No semantic consolidation. If you have 50 conversations mentioning your preference for dark mode, you have 50 chunks about dark mode. Extraction would consolidate these into one fact, enabling queries like "how many times did the user mention X?"

Retrieval depends on phrasing. If the user asks about "color scheme preferences" but the stored conversations say "dark mode," vector similarity has to bridge that gap. Extracted facts can normalize terminology.

Structured queries are harder. "List all the user's food preferences" is straightforward with extracted structured data. With verbatim chunks, you're searching and aggregating across many documents.

The AAAK experiment. MemPalace includes an experimental compression format (AAAK) claiming 30x "lossless" compression. But their own benchmarks show it drops retrieval accuracy from 96.6% to 84.2% — a 12-point regression. Compression that loses information isn't lossless.
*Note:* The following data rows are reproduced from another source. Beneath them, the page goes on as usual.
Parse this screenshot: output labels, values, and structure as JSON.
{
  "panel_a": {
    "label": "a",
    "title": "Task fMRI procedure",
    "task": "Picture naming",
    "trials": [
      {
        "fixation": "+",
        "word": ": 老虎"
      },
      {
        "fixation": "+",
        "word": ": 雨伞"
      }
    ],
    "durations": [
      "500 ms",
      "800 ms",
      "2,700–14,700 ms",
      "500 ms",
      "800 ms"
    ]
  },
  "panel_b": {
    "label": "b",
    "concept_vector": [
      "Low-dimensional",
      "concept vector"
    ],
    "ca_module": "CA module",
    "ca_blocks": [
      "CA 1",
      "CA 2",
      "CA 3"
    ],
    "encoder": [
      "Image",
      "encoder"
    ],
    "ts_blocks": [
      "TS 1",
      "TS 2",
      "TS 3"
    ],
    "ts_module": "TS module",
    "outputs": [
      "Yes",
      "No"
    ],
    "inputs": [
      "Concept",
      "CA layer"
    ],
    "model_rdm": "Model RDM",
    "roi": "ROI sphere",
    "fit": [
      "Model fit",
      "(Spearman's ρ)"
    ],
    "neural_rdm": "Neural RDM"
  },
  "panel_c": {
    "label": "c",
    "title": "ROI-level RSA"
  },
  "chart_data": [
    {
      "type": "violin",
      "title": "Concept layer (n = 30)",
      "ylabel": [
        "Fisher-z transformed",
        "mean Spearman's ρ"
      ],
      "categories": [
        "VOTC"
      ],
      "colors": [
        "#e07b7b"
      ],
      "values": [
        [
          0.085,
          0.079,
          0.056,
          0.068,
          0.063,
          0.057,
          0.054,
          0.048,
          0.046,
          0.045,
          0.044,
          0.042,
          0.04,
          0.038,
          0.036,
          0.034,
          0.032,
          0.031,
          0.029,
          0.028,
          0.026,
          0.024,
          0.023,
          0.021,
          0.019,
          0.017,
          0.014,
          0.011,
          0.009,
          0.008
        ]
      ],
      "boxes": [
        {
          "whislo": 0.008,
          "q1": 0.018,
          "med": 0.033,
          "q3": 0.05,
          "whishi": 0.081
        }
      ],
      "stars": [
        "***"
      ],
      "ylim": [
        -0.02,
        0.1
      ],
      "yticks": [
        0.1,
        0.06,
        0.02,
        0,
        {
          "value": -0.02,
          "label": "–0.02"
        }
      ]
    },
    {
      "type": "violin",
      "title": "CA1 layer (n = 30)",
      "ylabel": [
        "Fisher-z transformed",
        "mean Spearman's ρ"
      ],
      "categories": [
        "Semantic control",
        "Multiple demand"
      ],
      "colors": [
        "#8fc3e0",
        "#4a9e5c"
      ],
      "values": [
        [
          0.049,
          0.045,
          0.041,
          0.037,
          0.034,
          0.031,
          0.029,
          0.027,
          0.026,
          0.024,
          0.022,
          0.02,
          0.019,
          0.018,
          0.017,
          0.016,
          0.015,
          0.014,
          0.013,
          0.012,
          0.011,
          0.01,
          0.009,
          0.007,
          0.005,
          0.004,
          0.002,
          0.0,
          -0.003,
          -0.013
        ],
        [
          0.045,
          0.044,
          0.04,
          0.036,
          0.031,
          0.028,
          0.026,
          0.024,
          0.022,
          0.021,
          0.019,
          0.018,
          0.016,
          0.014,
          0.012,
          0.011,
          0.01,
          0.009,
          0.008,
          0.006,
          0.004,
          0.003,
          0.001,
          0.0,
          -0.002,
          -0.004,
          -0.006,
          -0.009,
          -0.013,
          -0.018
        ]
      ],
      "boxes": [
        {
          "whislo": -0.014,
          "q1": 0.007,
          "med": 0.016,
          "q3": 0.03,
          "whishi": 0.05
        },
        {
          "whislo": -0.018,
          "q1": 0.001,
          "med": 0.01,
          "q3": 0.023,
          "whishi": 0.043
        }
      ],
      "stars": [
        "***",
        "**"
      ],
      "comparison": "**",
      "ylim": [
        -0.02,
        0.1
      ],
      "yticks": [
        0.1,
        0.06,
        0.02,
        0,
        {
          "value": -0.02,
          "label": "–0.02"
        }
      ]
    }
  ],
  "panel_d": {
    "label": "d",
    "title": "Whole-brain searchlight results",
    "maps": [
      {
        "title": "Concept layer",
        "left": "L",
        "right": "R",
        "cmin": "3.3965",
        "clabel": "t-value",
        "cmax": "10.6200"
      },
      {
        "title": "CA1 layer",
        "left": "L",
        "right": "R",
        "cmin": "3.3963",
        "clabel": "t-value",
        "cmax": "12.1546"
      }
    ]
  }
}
Two Philosophies of Memory

MemPalace represents one end of a design spectrum. At the other end are extraction-based systems.

Extraction-first (Mem0, Zep, Letta):

Use AI to identify important facts
Store structured, normalized data
Discard raw conversations
Optimize for storage efficiency and structured queries

Verbatim-first (MemPalace):

Store everything as-is
Never discard originals
Invest in retrieval over extraction
Optimize for recall completeness

The right choice depends on your application:

Need structured queries ("list all preferences")? Extraction helps.
Need exact quotes and full context? Verbatim preserves them.
Storage-constrained? Extraction is smaller.
Worried about losing information? Verbatim loses nothing.

MemPalace's benchmark results show verbatim can achieve strong retrieval accuracy. But benchmarks measure retrieval, not the full range of memory use cases. Real applications may need capabilities that favor one approach over the other.

The Celebrity Factor

MemPalace's viral growth is partly celebrity-driven. Milla Jovovich has millions of followers. The origin story — actress frustrated with AI builds her own solution, is inherently shareable.

This doesn't invalidate the technical merits, but it does mean the 40,000 GitHub stars reflect distribution as much as capability. For context, Mem0 has 51,000 stars. Stars measure attention, not performance.

The question of whether outsider perspectives bring value to technical problems is worth considering. Jovovich's core insight — "why should AI decide what I need to remember?" — isn't new. But building a system around it and achieving competitive benchmark results is a real contribution, regardless of who built it.

Conclusion

MemPalace's 96.6% raw score is real and significant. It's the highest local-only retrieval result on LongMemEval, achieved with a philosophically different approach: store everything, discard nothing, invest in retrieval.

The 100% hybrid claim deserves skepticism. Benchmark engineering is common in this space, and MemPalace's methodology has documented issues.

What MemPalace demonstrates is that verbatim storage with good vector search is a viable approach to agent memory — one that trades storage efficiency for retrieval completeness. Whether that trade-off makes sense depends on your application.

The memory space is still early. Extraction-based systems offer structured queries and storage efficiency. Verbatim systems offer completeness and simpler storage semantics.